Prémio valoriza contributos para melhorar práticas de reabilitação
Além deste programa, a APRUPP encontra-se no presente a analisar as candidaturas ao Prémio APRUPP 2022 nas categorias de dissertação de mestrado e de doutoramento, querendo com isso valorizar a investigação que se faz e o contributo que esta pode dar para a melhoria das práticas de reabilitação e de intervenção equilibrada no território.
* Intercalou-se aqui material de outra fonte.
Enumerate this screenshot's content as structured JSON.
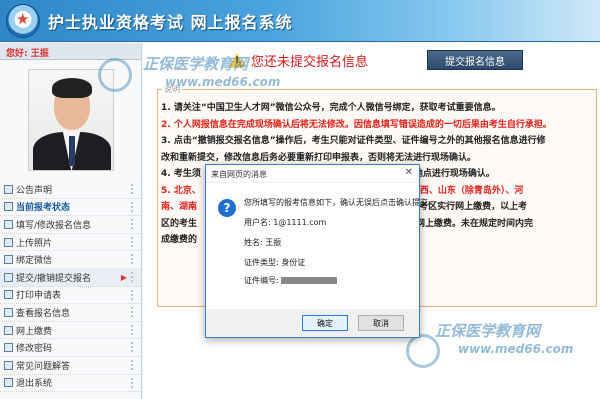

O Prémio APRUPP 2020 distinguiu o trabalho de um jovem arquiteto sobre a temática da reabilitação em contexto rural.

 

"Estas são apenas algumas formas demonstrativas dos modos de atuação que a APRUPP defende. Conhecer em primeiro lugar, depois avaliar recursos e a estrutura social, e finalmente planear medidas que beneficiem o desenvolvimento local, numa estratégia de longo prazo, que traga alicerces efetivos, duradouros e sustentáveis de desenvolvimento", refere Daniel Miranda.